The usage of off balance sheet special purpose entities and other less than ethical tactics left shareholders footing the bill for their corporate greed. But that doesn’t happen very often, right? As investors, we learn our lesson and never fall for that again…right? As we plowed forward into the future from 2001, several other corporate failures dotted the landscape. And then there was 2008-2009 when we were reminded of just how nasty a bear market could be.
Fast forward to 2017 and we find ourselves in a much different landscape. This bull market has been on a nice run these past few years and I am not complaining one bit. It’s almost hard not to check our brokerage and retirement accounts way too frequently with the gains we’ve been witnessing. But as investors, our memory can get very shortsighted, very fast.
Hopefully, you are maintaining your long term investing strategy and asset allocation plan. Looking at short term returns of the past, say 3 years, can get you pretty excited but can also be super dangerous. What comes up must come down, eventually.
The Sucker Bet That Was $NAK
Investing in precious metals always seems intriguing, however doesn’t fit my long term investment strategy at any reasonable level. I recently found this slimy sales pitch about investing in a company owning an immense untapped reserve of gold and some other less sexy metals. I didn’t watch enough of the pitch to find out the ticker, but from the facts they were displaying, it was easy to tell who it was coming from.

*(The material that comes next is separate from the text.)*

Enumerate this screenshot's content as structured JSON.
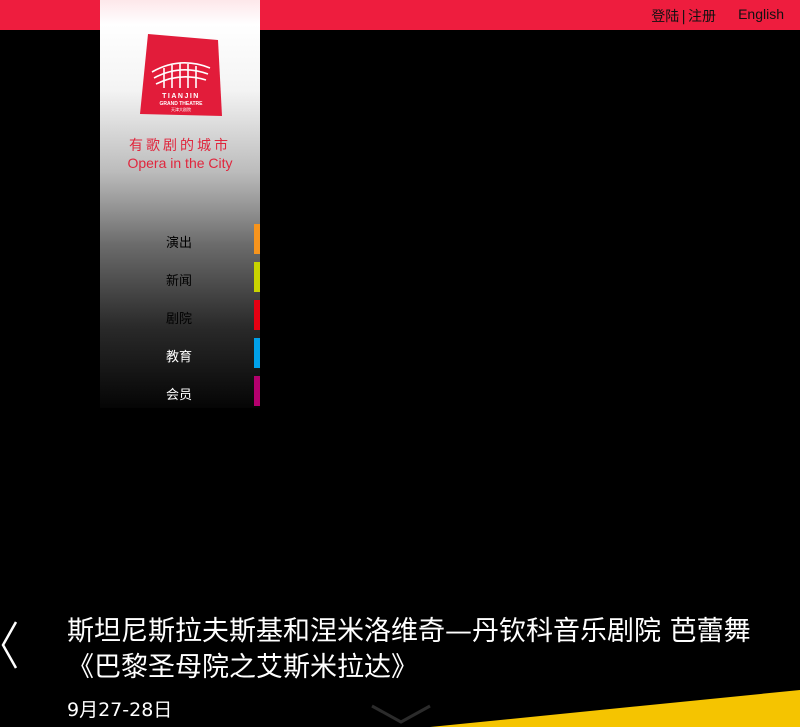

A quick review of the company’s books yielded enough data to have me shaking my head. No earnings, assets were primarily holdings in the largely unproved Pebble Project, and dwindling cash on the balance sheet. By the time I even found this article, the stock had ripped north of $3/share. The pitch centered around the fact that we are under a new administration who would certainly authorize this mine, despite the fragile ecosystem of Alaska where the Pebble Project reserve is located.
I watched as it creeped higher, no real reasoning other than maniacs bidding up the price with each other. Then, news of a class action lawsuit against the company by it’s shareholders for allegedly defrauding investors. That was all it took to send shares plummeting and investors heading for the hills.
This is a relatively small example and likely won’t even hit many investors radars. But the message and the lesson is teachable nonetheless. If you vary from a really boring broad market, index fund style investment approach, know your tolerance for risk and stick to it.
Plenty of fortunes have been made in stock picking, but plenty more have been lost. I am optimistic for the long term and hopefully this bull market has plenty of life left in it. History does however have an uncanny way of repeating itself.
-The Fiscal Savant-
*This information is intended for entertainment purposes only and should not be construed as investment advice. The editor has never been and is currently not long or short NAK.